Bevor sich das Geschäft mit PlayStation 3 rentiert, muss der Sony-Konzern zunächst massiv investieren. Und mit den immensen Entwicklungskosten für Hard- und Software ist es nicht getan. Auch jetzt noch, wo der Konsolenverkauf in Japan und den USA begonnen hat, zahlt der Konzern kräftig drauf. US-Medien rechneten nun aus, welche Summe Sony jede verkaufte Konsole zu stehen kommt.

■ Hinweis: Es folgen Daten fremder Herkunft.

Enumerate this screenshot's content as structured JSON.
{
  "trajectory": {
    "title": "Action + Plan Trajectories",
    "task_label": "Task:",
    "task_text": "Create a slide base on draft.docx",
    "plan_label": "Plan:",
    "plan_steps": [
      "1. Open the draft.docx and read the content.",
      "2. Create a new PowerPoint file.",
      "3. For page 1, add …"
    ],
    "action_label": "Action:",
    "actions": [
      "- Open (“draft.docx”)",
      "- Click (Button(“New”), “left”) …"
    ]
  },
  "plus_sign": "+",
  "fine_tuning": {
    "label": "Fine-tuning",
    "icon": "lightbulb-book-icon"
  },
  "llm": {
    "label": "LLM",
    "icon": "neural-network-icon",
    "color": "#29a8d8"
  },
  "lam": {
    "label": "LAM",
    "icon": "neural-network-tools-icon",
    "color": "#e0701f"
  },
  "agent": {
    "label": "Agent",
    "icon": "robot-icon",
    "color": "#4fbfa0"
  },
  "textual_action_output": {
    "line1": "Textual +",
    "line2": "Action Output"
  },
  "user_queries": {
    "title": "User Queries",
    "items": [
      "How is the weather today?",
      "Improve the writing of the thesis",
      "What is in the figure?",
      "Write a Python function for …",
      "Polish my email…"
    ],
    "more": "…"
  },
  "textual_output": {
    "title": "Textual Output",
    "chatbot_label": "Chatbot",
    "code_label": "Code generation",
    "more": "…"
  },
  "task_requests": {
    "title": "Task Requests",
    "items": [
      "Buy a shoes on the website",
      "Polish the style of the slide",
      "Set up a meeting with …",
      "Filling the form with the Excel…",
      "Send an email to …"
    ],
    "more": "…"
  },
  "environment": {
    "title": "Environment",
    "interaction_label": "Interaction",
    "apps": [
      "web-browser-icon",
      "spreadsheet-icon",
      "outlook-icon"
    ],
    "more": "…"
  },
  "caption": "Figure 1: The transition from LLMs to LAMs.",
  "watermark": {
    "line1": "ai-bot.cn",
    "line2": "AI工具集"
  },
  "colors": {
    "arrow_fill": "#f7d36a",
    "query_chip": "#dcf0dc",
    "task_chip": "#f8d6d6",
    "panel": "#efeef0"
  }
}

Als Grundlage dienen die ungefähren Kosten der verbauten Hardwarekomponenten. Obwohl dabei naturgemäß lediglich Näherungswerte erzielt werden können, geben die Zahlen ein gutes Bild vom erheblichen Kapitalaufwand, der für einen Konsolenlaunch nötig ist. Die kleinere PS3-Fassung mit 20 Gigabyte Festplatte wird in der Produktion so mit 805,85 Dollar je Einheit angegeben. Bei einem Verkaufspreis von 499 Dollar macht das ein Minus von mehr als 300 Dollar in den Sony-Kassen. Eine nicht ganz so große Lücke klafft beim Verkauf der großen 60-Gigabyte-Version. Zwar fallen hier in der Produktion 840 Dollar an, der höhere Verkaufspreis von 599 Dollar lässt den Zuschuss von Konzernseite jedoch auf 241 Dollar sinken. Bei einer Auslieferungsmenge von 400.000 Konsolen zum US-Launch häuft sich so schnell ein Millionenminus an.